Threnody by Cleve Gray.
Abstract painter Cleve Gray, 86, died. He gained recognition after producing large abstract paintings by pouring, staining and sponging paint. The Neuberger Museum of Art at Purchase College commissioned in 1972 the series "Threnody," measuring 20 feet by 20 feet. The works were dedicated to the dead on both sides in the Vietnam War.
The artist was born Cleve Ginsberg in New York on September 22, 1918. He studied art and archaeology at Princeton. Cleve Gray began his artistic career in the late 1940's. Inspired by Cubism after years of study in Europe with Andre Lhote and Jacques Villon, Cleve returned to the United States when the American Abstract Expressionist movement was sweeping the New York art scene. Always an individualist, he pursued a personal course toward his own remarkable abstraction which fuses the foundation of Cubism with the energy and restraint of Far Eastern Art.
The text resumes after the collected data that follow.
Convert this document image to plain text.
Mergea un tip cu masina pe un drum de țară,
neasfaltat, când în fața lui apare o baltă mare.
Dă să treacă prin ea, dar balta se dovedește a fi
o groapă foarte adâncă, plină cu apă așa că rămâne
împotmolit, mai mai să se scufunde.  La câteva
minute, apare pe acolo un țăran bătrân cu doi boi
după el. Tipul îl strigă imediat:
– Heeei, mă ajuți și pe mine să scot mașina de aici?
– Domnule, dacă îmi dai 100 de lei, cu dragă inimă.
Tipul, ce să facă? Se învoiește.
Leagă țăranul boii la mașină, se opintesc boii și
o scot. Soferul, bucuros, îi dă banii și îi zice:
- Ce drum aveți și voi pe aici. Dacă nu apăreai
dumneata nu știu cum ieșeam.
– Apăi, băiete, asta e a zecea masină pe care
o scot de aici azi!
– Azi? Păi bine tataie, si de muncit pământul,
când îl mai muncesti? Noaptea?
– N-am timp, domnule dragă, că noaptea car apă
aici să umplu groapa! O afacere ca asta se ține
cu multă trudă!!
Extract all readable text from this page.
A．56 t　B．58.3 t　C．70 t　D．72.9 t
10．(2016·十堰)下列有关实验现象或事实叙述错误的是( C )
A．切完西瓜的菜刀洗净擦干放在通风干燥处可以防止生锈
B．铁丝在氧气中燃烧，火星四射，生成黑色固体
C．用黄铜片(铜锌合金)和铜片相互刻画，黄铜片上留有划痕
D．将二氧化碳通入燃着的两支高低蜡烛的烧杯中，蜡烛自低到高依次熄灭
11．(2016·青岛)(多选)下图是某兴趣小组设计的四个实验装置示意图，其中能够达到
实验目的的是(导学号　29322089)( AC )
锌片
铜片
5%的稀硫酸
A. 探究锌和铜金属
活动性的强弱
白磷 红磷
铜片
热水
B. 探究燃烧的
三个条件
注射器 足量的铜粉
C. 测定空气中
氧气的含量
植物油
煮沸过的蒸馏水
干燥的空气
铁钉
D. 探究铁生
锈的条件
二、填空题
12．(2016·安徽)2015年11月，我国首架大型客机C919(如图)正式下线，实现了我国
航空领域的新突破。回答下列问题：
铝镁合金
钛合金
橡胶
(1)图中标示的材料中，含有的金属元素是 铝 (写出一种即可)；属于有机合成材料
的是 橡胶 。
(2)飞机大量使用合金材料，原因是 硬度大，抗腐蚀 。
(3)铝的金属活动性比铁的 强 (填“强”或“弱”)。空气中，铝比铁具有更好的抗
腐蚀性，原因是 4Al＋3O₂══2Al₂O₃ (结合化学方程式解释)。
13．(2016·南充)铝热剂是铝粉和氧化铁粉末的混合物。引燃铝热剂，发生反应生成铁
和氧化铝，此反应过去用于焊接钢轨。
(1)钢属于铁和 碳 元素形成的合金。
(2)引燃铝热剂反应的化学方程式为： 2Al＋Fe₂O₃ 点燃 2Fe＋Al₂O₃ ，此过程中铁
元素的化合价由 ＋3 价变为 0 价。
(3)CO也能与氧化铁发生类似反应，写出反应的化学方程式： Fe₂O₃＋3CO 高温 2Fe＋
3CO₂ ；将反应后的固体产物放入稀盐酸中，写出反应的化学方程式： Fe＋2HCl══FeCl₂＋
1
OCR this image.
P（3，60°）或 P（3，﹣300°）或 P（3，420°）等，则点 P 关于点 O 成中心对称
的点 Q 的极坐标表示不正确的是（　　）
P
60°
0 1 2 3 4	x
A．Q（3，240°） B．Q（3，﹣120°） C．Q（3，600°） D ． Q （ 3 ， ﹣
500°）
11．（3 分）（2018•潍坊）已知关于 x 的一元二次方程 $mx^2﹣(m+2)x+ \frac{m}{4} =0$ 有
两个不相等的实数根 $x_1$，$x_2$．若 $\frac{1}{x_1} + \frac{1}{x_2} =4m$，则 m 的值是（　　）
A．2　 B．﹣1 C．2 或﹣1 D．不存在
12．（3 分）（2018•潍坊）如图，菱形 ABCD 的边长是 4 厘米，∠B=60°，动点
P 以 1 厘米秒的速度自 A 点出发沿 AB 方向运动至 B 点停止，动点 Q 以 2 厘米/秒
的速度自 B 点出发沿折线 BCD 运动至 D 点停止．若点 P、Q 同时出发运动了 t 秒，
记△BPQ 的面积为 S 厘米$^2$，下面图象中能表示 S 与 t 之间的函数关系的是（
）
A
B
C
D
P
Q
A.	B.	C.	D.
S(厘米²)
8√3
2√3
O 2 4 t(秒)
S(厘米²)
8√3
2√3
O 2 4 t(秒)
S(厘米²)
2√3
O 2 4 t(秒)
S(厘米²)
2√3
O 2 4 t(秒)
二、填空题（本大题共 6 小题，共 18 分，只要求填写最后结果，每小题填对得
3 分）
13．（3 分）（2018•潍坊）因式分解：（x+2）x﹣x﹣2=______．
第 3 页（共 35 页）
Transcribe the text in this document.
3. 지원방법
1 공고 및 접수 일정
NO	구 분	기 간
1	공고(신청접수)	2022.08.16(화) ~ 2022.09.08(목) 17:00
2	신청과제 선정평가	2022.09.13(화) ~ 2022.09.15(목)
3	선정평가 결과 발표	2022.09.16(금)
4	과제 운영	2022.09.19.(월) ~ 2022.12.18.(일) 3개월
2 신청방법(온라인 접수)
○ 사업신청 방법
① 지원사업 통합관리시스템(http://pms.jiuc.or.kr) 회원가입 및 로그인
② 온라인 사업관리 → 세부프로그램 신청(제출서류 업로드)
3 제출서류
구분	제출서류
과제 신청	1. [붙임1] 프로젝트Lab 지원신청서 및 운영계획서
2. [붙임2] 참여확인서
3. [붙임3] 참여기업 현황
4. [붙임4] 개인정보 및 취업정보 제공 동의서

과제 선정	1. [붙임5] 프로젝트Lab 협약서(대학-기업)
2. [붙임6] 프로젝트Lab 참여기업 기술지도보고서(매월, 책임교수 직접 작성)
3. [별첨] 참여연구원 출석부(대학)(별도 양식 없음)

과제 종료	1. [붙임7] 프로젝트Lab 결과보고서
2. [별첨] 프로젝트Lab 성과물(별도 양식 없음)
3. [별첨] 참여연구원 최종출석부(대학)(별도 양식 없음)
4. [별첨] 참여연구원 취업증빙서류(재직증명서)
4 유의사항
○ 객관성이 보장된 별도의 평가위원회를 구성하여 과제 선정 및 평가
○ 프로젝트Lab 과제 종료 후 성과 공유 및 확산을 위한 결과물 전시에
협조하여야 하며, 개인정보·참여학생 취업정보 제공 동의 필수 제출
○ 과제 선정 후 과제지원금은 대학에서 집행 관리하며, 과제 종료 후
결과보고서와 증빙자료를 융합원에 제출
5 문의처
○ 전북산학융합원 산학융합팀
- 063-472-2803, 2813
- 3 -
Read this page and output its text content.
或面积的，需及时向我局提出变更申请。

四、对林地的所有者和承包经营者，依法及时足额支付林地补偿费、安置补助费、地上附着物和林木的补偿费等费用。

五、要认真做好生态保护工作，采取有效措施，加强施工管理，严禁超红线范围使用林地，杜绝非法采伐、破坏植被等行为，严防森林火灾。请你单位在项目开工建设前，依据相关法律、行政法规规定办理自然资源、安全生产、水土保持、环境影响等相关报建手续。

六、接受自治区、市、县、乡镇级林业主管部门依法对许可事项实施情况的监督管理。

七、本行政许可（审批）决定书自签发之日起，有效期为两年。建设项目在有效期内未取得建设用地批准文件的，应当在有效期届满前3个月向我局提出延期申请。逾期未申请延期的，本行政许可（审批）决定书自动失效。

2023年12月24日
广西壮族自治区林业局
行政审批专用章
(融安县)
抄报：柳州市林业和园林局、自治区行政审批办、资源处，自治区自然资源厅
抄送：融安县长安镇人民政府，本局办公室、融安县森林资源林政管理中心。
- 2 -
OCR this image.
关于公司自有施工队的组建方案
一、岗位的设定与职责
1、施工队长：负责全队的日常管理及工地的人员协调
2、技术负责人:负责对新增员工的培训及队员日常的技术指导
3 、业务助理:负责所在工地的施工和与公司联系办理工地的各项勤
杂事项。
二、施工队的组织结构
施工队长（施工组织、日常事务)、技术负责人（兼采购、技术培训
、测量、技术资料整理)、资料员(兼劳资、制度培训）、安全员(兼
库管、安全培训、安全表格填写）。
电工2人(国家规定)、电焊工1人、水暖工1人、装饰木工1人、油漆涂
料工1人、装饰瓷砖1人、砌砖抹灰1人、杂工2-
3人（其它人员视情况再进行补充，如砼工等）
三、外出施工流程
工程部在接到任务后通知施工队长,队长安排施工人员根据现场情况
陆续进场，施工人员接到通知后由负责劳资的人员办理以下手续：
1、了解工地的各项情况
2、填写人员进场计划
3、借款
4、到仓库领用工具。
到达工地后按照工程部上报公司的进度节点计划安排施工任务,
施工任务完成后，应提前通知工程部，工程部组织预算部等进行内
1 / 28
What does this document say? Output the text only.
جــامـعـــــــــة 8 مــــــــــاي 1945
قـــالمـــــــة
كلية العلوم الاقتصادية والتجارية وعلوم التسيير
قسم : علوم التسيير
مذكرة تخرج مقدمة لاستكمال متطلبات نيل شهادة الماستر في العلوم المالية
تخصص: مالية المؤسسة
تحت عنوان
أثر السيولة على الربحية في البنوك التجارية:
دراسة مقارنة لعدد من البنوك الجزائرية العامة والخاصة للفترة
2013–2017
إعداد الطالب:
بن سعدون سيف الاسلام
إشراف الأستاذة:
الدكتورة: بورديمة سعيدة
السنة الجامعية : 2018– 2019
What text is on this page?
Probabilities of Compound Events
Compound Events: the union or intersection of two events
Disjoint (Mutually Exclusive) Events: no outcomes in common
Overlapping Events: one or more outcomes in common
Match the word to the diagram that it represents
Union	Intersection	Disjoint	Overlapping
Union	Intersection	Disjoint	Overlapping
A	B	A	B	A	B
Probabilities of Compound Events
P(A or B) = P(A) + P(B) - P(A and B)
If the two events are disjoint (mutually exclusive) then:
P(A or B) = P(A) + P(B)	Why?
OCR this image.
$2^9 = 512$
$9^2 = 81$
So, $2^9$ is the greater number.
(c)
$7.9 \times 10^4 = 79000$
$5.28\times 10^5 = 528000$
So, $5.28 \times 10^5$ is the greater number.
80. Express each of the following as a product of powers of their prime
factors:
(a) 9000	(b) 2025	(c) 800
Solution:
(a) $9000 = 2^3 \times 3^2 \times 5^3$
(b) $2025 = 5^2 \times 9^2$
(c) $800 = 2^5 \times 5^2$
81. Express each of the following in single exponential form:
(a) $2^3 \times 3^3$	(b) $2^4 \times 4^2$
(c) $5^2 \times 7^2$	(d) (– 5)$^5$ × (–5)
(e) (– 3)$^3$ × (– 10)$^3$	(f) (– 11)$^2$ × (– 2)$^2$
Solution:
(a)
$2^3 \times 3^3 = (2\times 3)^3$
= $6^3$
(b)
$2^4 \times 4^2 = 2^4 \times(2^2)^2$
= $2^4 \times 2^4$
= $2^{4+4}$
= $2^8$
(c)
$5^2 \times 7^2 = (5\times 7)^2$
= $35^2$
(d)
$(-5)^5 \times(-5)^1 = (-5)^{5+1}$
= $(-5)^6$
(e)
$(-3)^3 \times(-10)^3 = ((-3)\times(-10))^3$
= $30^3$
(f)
Throughout his career, Cleve Gray's work has been the subject of museum exhibitions and can be found in public and private collections throughout the United States. In 1998 a two-year traveling retrospective exhibition entitled Cleve Gray: Painter, A Quarter of A Century opened at the Butler Institute of American Art in Youngstown, Ohio traveled to the Colby College Museum of Art, Waterville, Maine, to the Neuberger Museum of Art, Purchase, New York and to the William Benton Museum in Storrs, Connecticut. The exhibition spanned twenty-five years of painting highlighting the artist's passion with the expression of line, his ongoing exploration of the calligraphic line and the dynamics of color.